Saturday, 6 November 2010

Untitled post (Marina Abramović)



Matthew Stone: How has durational work, transformed you?
Marina Abramović: We live thinking about the past or thinking about the future, but somehow, we always miss the point of being in the present. Performance is about the present. When you are really in the present, time doesn’t exist. That is a very important realisation I have had. I also realised that we are surrounded by universal knowledge, which is always there and accessible, except that we never choose to receive it. By not moving and not thinking and being in the present this knowledge is revealed. The only way to really communicate these realisations is through experience. The only way to experience it is through long durational work. So actually in the end the artist, needs time, to get to a space where there is no time.

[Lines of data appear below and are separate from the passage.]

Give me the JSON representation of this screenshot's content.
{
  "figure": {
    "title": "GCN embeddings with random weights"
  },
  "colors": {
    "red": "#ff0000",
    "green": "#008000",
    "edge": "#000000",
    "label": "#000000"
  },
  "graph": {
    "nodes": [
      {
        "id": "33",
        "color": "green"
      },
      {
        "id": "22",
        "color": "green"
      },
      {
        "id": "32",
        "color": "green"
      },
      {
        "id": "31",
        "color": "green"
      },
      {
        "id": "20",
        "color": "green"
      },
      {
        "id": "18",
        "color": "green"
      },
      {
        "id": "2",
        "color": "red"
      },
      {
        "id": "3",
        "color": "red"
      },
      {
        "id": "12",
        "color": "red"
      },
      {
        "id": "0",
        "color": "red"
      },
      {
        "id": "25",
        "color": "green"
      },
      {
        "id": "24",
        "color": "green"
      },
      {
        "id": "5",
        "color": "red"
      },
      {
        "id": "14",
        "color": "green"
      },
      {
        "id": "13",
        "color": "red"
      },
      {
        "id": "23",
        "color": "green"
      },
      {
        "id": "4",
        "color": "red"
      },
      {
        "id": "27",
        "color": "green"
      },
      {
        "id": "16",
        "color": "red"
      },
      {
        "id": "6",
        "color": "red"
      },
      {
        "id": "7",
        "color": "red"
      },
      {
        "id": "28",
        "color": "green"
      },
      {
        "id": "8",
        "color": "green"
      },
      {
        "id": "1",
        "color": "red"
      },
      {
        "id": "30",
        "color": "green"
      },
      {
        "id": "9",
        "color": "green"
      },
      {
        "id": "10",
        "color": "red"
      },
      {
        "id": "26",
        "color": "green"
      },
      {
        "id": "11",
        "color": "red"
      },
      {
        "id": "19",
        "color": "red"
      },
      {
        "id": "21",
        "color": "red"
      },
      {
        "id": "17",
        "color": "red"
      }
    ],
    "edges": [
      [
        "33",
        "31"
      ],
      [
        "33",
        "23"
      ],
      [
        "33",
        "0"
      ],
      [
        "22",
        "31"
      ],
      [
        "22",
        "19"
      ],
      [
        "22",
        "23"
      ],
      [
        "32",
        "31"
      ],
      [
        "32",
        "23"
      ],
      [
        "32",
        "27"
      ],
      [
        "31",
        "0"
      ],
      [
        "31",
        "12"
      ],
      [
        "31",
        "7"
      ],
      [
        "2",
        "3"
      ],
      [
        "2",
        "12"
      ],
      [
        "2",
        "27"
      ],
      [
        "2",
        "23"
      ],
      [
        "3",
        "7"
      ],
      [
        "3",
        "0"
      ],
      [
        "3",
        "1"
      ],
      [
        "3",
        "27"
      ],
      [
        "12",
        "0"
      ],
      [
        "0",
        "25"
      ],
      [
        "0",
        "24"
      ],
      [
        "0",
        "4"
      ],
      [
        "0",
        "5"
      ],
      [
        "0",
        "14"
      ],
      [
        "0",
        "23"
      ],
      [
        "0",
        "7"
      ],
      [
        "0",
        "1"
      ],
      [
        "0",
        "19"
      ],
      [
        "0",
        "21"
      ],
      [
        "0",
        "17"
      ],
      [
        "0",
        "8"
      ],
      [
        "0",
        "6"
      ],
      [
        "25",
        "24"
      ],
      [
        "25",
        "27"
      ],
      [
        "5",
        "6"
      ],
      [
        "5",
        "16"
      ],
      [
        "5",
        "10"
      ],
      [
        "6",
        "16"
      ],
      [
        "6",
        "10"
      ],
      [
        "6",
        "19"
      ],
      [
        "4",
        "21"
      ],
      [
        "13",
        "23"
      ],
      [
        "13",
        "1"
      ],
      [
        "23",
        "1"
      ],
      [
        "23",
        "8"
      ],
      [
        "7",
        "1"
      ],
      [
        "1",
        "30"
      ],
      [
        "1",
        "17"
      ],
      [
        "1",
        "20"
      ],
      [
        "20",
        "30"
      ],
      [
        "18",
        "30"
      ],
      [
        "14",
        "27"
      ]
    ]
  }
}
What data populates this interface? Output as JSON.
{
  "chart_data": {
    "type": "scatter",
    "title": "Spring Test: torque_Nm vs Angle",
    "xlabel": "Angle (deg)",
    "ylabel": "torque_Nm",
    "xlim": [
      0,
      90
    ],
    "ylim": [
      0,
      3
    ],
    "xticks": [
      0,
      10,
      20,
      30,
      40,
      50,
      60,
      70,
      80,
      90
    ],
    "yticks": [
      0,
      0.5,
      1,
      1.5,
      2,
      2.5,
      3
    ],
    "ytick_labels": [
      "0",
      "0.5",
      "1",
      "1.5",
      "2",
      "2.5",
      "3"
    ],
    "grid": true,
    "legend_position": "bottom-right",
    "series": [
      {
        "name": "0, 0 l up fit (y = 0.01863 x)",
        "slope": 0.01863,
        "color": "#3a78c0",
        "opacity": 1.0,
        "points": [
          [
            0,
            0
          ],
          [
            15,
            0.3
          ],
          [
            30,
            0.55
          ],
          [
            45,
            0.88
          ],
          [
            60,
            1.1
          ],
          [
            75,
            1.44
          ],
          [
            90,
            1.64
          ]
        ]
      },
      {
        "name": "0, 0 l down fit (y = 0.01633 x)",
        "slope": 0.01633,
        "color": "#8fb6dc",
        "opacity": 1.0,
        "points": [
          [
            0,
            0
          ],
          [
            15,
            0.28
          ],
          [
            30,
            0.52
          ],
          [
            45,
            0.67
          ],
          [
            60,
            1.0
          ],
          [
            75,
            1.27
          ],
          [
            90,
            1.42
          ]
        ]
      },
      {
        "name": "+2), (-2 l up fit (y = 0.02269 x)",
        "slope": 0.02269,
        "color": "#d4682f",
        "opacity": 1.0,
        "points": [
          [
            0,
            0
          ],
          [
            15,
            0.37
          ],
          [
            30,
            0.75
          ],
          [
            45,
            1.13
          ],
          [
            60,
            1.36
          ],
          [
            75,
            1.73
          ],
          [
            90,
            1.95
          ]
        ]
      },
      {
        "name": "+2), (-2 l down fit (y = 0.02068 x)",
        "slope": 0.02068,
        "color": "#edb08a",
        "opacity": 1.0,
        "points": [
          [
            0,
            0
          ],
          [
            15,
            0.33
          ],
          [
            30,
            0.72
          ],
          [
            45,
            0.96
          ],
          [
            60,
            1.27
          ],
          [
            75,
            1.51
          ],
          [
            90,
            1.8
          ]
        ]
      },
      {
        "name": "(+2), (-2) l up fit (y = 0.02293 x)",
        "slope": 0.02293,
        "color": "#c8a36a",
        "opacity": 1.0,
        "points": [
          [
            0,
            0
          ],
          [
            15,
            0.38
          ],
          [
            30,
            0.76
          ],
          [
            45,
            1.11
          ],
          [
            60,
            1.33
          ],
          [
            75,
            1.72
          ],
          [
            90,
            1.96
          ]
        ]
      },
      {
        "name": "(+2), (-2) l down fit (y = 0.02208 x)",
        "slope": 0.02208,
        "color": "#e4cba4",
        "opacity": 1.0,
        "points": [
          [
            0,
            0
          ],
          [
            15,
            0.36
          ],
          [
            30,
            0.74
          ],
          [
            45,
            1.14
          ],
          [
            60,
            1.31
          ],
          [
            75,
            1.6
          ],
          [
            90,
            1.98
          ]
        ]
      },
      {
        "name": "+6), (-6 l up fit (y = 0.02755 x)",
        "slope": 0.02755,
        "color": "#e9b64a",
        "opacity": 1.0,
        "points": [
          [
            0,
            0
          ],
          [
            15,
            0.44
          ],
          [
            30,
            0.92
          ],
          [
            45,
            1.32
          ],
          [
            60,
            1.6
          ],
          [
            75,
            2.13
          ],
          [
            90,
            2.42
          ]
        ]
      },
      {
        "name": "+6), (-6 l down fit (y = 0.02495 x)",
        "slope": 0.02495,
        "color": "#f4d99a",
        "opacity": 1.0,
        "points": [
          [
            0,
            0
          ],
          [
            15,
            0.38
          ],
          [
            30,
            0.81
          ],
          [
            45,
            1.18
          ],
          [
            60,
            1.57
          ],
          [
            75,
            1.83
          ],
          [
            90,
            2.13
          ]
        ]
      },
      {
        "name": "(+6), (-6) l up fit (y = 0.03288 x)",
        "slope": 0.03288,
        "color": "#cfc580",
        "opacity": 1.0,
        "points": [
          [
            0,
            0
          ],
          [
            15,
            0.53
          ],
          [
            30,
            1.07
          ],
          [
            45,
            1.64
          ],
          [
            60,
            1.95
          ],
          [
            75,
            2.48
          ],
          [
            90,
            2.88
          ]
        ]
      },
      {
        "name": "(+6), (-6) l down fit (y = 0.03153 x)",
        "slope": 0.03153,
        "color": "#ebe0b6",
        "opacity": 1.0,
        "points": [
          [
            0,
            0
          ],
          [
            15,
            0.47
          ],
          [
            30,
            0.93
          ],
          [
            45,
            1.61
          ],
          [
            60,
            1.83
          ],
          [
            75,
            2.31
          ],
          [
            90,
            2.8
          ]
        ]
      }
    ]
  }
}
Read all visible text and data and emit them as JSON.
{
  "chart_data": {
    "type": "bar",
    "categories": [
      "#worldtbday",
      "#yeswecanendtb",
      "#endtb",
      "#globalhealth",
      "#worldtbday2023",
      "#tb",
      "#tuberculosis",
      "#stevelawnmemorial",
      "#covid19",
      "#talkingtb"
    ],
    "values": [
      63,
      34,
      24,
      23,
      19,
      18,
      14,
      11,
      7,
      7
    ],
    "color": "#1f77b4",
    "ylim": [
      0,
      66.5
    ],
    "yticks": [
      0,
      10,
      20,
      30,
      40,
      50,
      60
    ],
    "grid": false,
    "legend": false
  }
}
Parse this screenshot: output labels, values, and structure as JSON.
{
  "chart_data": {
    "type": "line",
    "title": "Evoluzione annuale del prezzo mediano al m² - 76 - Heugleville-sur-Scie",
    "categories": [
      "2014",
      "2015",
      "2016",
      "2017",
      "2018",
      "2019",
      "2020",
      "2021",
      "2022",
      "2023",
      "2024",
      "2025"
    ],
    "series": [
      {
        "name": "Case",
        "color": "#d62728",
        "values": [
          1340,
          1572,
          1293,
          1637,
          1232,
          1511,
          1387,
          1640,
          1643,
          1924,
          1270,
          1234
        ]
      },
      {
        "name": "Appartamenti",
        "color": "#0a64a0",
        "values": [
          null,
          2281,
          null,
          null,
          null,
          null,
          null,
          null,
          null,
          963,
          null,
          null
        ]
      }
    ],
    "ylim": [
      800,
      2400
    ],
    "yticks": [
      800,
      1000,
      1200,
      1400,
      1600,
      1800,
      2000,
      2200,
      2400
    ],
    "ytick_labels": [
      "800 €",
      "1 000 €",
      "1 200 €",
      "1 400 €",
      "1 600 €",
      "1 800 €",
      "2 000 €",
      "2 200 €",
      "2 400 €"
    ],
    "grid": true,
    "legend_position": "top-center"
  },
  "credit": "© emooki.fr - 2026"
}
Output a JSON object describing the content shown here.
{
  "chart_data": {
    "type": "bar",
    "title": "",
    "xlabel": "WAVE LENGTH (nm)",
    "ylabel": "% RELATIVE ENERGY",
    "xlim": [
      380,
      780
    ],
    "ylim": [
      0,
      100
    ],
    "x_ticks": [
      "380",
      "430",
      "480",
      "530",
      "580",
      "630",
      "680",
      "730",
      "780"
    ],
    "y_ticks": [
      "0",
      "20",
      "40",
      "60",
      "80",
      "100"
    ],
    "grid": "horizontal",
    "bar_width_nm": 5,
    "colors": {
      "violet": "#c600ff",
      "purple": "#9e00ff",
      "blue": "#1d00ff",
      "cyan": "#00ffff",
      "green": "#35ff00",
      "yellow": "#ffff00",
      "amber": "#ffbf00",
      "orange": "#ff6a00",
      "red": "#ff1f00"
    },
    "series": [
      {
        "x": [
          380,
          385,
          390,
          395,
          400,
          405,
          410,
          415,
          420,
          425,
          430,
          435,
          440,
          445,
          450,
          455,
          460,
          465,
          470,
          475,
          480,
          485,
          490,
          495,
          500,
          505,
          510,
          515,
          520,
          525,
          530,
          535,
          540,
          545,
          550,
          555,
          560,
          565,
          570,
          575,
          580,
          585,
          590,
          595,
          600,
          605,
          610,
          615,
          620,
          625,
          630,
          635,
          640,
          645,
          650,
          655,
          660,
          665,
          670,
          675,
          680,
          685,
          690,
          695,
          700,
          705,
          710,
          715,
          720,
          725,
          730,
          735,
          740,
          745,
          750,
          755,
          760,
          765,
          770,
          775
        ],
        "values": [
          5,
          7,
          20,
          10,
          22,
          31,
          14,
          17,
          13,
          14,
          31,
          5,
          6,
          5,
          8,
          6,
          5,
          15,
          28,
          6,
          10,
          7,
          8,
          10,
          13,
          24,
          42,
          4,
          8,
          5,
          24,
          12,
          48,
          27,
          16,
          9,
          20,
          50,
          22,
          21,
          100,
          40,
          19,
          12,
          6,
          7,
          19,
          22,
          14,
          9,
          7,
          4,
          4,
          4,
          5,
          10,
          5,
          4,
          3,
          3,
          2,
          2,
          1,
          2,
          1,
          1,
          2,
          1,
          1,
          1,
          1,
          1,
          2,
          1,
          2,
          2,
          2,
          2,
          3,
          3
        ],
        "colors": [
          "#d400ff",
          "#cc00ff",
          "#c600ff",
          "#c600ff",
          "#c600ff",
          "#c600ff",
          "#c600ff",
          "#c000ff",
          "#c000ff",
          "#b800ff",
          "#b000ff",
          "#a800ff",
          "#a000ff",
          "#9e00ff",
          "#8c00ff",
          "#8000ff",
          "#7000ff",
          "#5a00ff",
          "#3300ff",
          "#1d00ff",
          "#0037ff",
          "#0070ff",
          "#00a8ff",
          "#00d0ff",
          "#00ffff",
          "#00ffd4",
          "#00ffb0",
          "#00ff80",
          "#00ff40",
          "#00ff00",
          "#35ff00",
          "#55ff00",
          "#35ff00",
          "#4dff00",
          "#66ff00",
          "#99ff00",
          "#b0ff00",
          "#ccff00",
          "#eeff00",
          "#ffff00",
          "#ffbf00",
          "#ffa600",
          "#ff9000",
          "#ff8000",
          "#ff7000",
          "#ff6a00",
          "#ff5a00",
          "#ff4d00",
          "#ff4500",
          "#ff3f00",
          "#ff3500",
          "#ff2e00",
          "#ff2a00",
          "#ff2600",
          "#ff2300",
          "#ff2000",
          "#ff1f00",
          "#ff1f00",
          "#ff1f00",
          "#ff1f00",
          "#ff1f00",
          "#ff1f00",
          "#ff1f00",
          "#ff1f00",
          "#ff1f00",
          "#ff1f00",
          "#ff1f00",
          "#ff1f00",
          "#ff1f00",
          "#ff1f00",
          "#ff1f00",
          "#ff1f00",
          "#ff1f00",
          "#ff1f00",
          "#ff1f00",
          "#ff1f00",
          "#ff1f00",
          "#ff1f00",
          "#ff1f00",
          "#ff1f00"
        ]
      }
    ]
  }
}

Matthew Stone: And how can the audience best experience these realisations?
Marina Abramović: The audience have to give themselves unconditionally to experience it. During my performance at MoMa “The Artist Is Present” there was an enormous participation of the audience. You sit on the chair and look at me, but after a while, it’s not me anymore. I am just the trigger for you to introspect yourself.

Matthew Stone: Why do you think that it takes you to place yourself in the centre doing nothing to instigate this in others?
Marina Abramović: You, in your own life, can do this, but you don't. You make any excuse not to face yourself. But in this situation, there was no escape, you only focus on my eyes and then my eyes disappear too. You are alone with yourself. No time, no thinking. Everything is together. So many people went into a kind of catharsis and became incredibly emotional. I had these hells-angels types, who came to me suspicious and angry. But after ten minutes they cry like a baby and completely lose themselves.